My guess would be that a,b, and c are the same thing and the distinction depends on the state (or choice maybe?),of the observer.

What if a can be derived from b, which can be derived from c, and c can be derived from a. What is fundamental there?

Unfortunately, there can be many definitions of the term “fundamental”.
No. I must disagree; there is one definition of fundamental.

In your ecample, neither a nor b nor c are fundamental

I fear this discussion heading into murky waters of Kurt Gödel :)

Maybe nothing is fundamental, and mathematics is a magically stable house of cards on a foundation of imagination supported by matjematical elephants!

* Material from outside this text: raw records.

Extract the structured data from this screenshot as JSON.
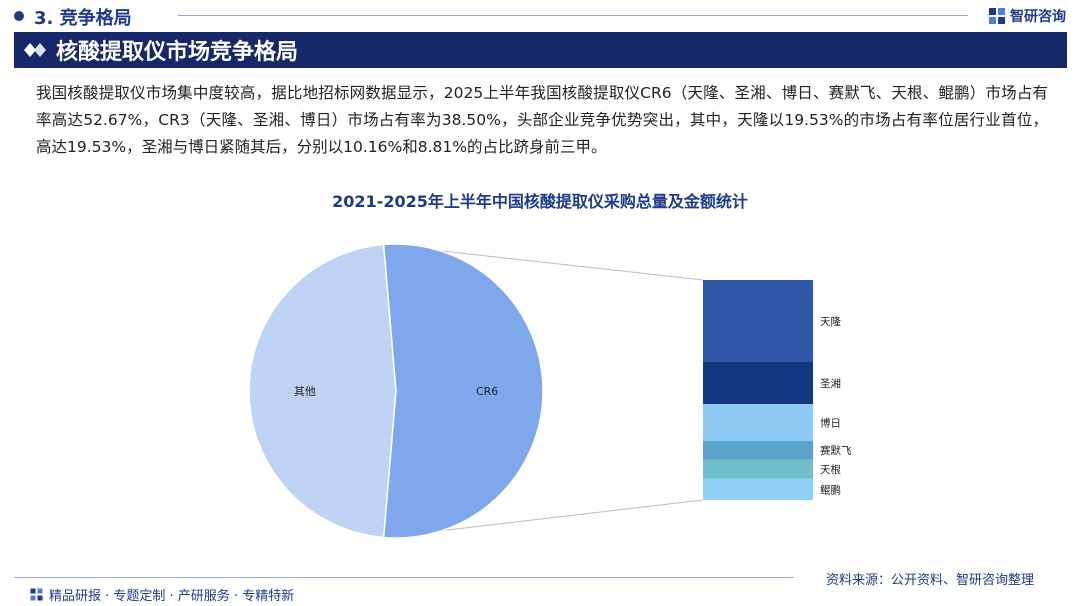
{
  "section": {
    "label": "3. 竞争格局"
  },
  "logo": {
    "text": "智研咨询"
  },
  "banner": {
    "title": "核酸提取仪市场竞争格局"
  },
  "description": "我国核酸提取仪市场集中度较高，据比地招标网数据显示，2025上半年我国核酸提取仪CR6（天隆、圣湘、博日、赛默飞、天根、鲲鹏）市场占有率高达52.67%，CR3（天隆、圣湘、博日）市场占有率为38.50%，头部企业竞争优势突出，其中，天隆以19.53%的市场占有率位居行业首位，高达19.53%，圣湘与博日紧随其后，分别以10.16%和8.81%的占比跻身前三甲。",
  "chart_data": {
    "type": "bar-of-pie",
    "title": "2021-2025年上半年中国核酸提取仪采购总量及金额统计",
    "pie": {
      "slices": [
        {
          "label": "其他",
          "value": 47.33,
          "color": "#bfd3f7"
        },
        {
          "label": "CR6",
          "value": 52.67,
          "color": "#7fa8ec"
        }
      ]
    },
    "bar": {
      "exploded_slice": "CR6",
      "segments": [
        {
          "label": "天隆",
          "value": 19.53,
          "color": "#2f58a8"
        },
        {
          "label": "圣湘",
          "value": 10.16,
          "color": "#103780"
        },
        {
          "label": "博日",
          "value": 8.81,
          "color": "#8ec9f4"
        },
        {
          "label": "赛默飞",
          "value": 4.5,
          "color": "#58a4cc"
        },
        {
          "label": "天根",
          "value": 4.6,
          "color": "#6ec1c9"
        },
        {
          "label": "鲲鹏",
          "value": 5.07,
          "color": "#8ed0f8"
        }
      ]
    },
    "connector_color": "#bdbdbd"
  },
  "source": "资料来源：公开资料、智研咨询整理",
  "footer": {
    "text": "精品研报 · 专题定制 · 产研服务 · 专精特新"
  }
}
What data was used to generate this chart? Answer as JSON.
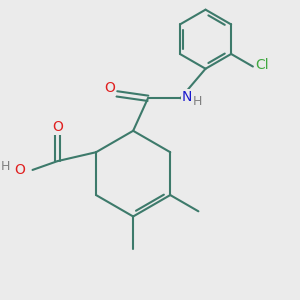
{
  "background_color": "#ebebeb",
  "bond_color": "#3d7a6b",
  "bond_width": 1.5,
  "atom_colors": {
    "O": "#e02020",
    "N": "#1a1acd",
    "Cl": "#40a840",
    "H": "#808080",
    "C": "#3d7a6b"
  },
  "figsize": [
    3.0,
    3.0
  ],
  "dpi": 100
}
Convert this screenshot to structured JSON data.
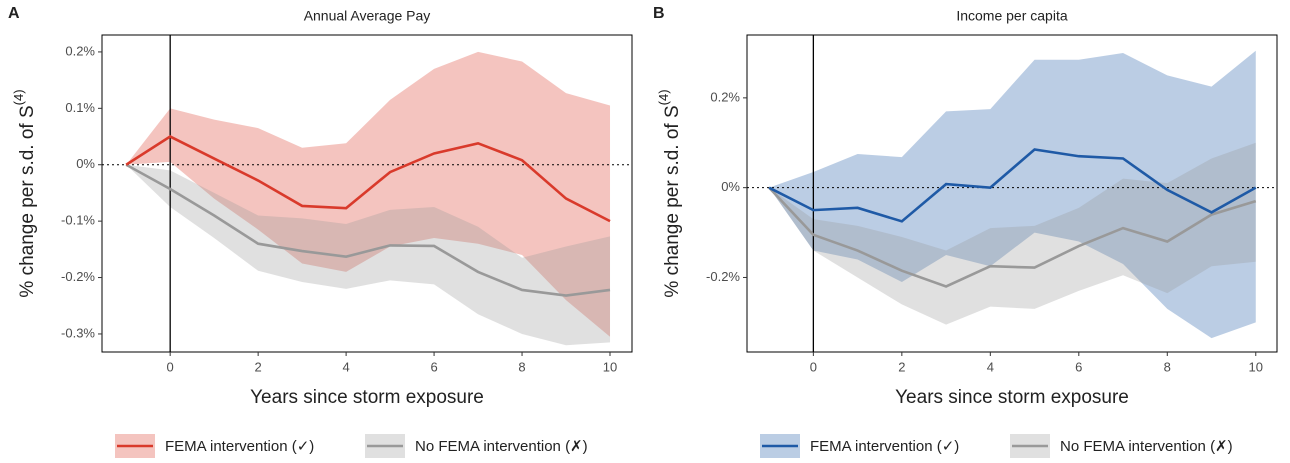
{
  "chart_data": [
    {
      "type": "line",
      "panel_label": "A",
      "title": "Annual Average Pay",
      "xlabel": "Years since storm exposure",
      "ylabel": "% change per s.d. of S",
      "ylabel_sup": "(4)",
      "x": [
        -1,
        0,
        1,
        2,
        3,
        4,
        5,
        6,
        7,
        8,
        9,
        10
      ],
      "xlim": [
        -1.55,
        10.5
      ],
      "xticks": [
        0,
        2,
        4,
        6,
        8,
        10
      ],
      "ylim": [
        -0.332,
        0.23
      ],
      "yticks": [
        {
          "value": -0.3,
          "label": "-0.3%"
        },
        {
          "value": -0.2,
          "label": "-0.2%"
        },
        {
          "value": -0.1,
          "label": "-0.1%"
        },
        {
          "value": 0,
          "label": "0%"
        },
        {
          "value": 0.1,
          "label": "0.1%"
        },
        {
          "value": 0.2,
          "label": "0.2%"
        }
      ],
      "hline": 0,
      "vline": 0,
      "series": [
        {
          "name": "FEMA intervention (✓)",
          "color": "#d93a2b",
          "values": [
            0,
            0.05,
            0.011,
            -0.028,
            -0.073,
            -0.077,
            -0.013,
            0.02,
            0.038,
            0.008,
            -0.06,
            -0.1
          ],
          "upper": [
            0,
            0.1,
            0.08,
            0.065,
            0.03,
            0.038,
            0.115,
            0.17,
            0.2,
            0.183,
            0.127,
            0.105
          ],
          "lower": [
            0,
            0.005,
            -0.06,
            -0.115,
            -0.175,
            -0.19,
            -0.145,
            -0.13,
            -0.14,
            -0.16,
            -0.24,
            -0.305
          ]
        },
        {
          "name": "No FEMA intervention (✗)",
          "color": "#999999",
          "values": [
            0,
            -0.043,
            -0.09,
            -0.14,
            -0.153,
            -0.163,
            -0.143,
            -0.144,
            -0.19,
            -0.222,
            -0.232,
            -0.222
          ],
          "upper": [
            0,
            -0.01,
            -0.05,
            -0.09,
            -0.095,
            -0.105,
            -0.08,
            -0.075,
            -0.11,
            -0.165,
            -0.145,
            -0.127
          ],
          "lower": [
            0,
            -0.075,
            -0.13,
            -0.188,
            -0.208,
            -0.22,
            -0.205,
            -0.212,
            -0.265,
            -0.3,
            -0.32,
            -0.315
          ]
        }
      ]
    },
    {
      "type": "line",
      "panel_label": "B",
      "title": "Income per capita",
      "xlabel": "Years since storm exposure",
      "ylabel": "% change per s.d. of S",
      "ylabel_sup": "(4)",
      "x": [
        -1,
        0,
        1,
        2,
        3,
        4,
        5,
        6,
        7,
        8,
        9,
        10
      ],
      "xlim": [
        -1.5,
        10.48
      ],
      "xticks": [
        0,
        2,
        4,
        6,
        8,
        10
      ],
      "ylim": [
        -0.366,
        0.34
      ],
      "yticks": [
        {
          "value": -0.2,
          "label": "-0.2%"
        },
        {
          "value": 0,
          "label": "0%"
        },
        {
          "value": 0.2,
          "label": "0.2%"
        }
      ],
      "hline": 0,
      "vline": 0,
      "series": [
        {
          "name": "FEMA intervention (✓)",
          "color": "#1f5aa6",
          "values": [
            0,
            -0.05,
            -0.045,
            -0.075,
            0.008,
            0,
            0.085,
            0.07,
            0.065,
            -0.005,
            -0.055,
            0
          ],
          "upper": [
            0,
            0.035,
            0.075,
            0.068,
            0.17,
            0.175,
            0.285,
            0.285,
            0.3,
            0.25,
            0.225,
            0.305
          ],
          "lower": [
            0,
            -0.14,
            -0.16,
            -0.21,
            -0.15,
            -0.175,
            -0.1,
            -0.12,
            -0.17,
            -0.27,
            -0.335,
            -0.3
          ]
        },
        {
          "name": "No FEMA intervention (✗)",
          "color": "#999999",
          "values": [
            0,
            -0.105,
            -0.14,
            -0.185,
            -0.22,
            -0.175,
            -0.178,
            -0.13,
            -0.09,
            -0.12,
            -0.06,
            -0.03
          ],
          "upper": [
            0,
            -0.07,
            -0.085,
            -0.11,
            -0.14,
            -0.09,
            -0.085,
            -0.045,
            0.02,
            0.01,
            0.065,
            0.1
          ],
          "lower": [
            0,
            -0.14,
            -0.2,
            -0.26,
            -0.305,
            -0.265,
            -0.27,
            -0.23,
            -0.195,
            -0.235,
            -0.175,
            -0.165
          ]
        }
      ]
    }
  ]
}
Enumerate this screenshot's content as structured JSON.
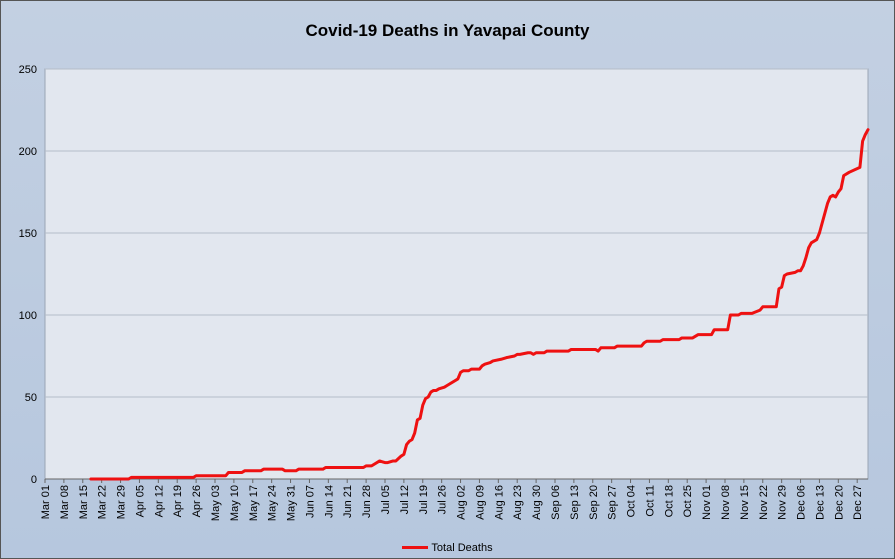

The concept that if I have two apples, and I will give one to you if you give me an apple back tomorrow seems like a fairly safe axiom.

pwsnafu
Surely if something is derived (or can be derived) from another, then this rules out that something as a fundament and may enforce the 'fundamentality' of the other.
¿?????
If that's your definition of fundamental, then addition of natural numbers is not fundamental. We define addition as ##a+S(b) = S(a+b)## where ##S## is the successor operator.

If that's your definition of fundamental, then addition of natural numbers is not fundamental. We define addition as ##a+S(b) = S(a+b)## where ##S## is the successor operator.
who's "we" and why is the current mode of pregerred definition assumed to have any real objective arbitration over the nature of fundament?

I'm not arguing- I fully appreciate your most certainly more quaölified expertise - only I don't believe that answers to such questions can be so definite or absolute.
I have on reflection, changed my premature mindset concerning addition already since my first post in this topic, though.

incidentally, please be awate that in the quoted, tecent post, I made no cöaim as to what my definirion of fundamental was, only provided one example of what it clearly ISN'T.
There's a huge difference

Baluncore
2019 Award
No. I must disagree; there is one definition of fundamental.
I agree that there can be only one definition in any one field. But here we are discussing multiple different fields. Mathematics requires internal consistency, while a post-modernist analysis allows for many interpretations in many different fields, or schools of thought. For example; teaching arithmetic to children, or the assumptions that underly formal mathematics.

I think what is fundamental depends on context. For example, you say that you can't derive addition from more fundamental functions.

I can do binary integer addition with XOR, AND, and SHR . To me, there are three fundamental operators: AND, OR, and NOT.

So you can define your own axioms given your specific domain. If your domain is integers, then addition is the only axiom. If you're representing your integers as binary strings, addition is derived from more fundamental logic.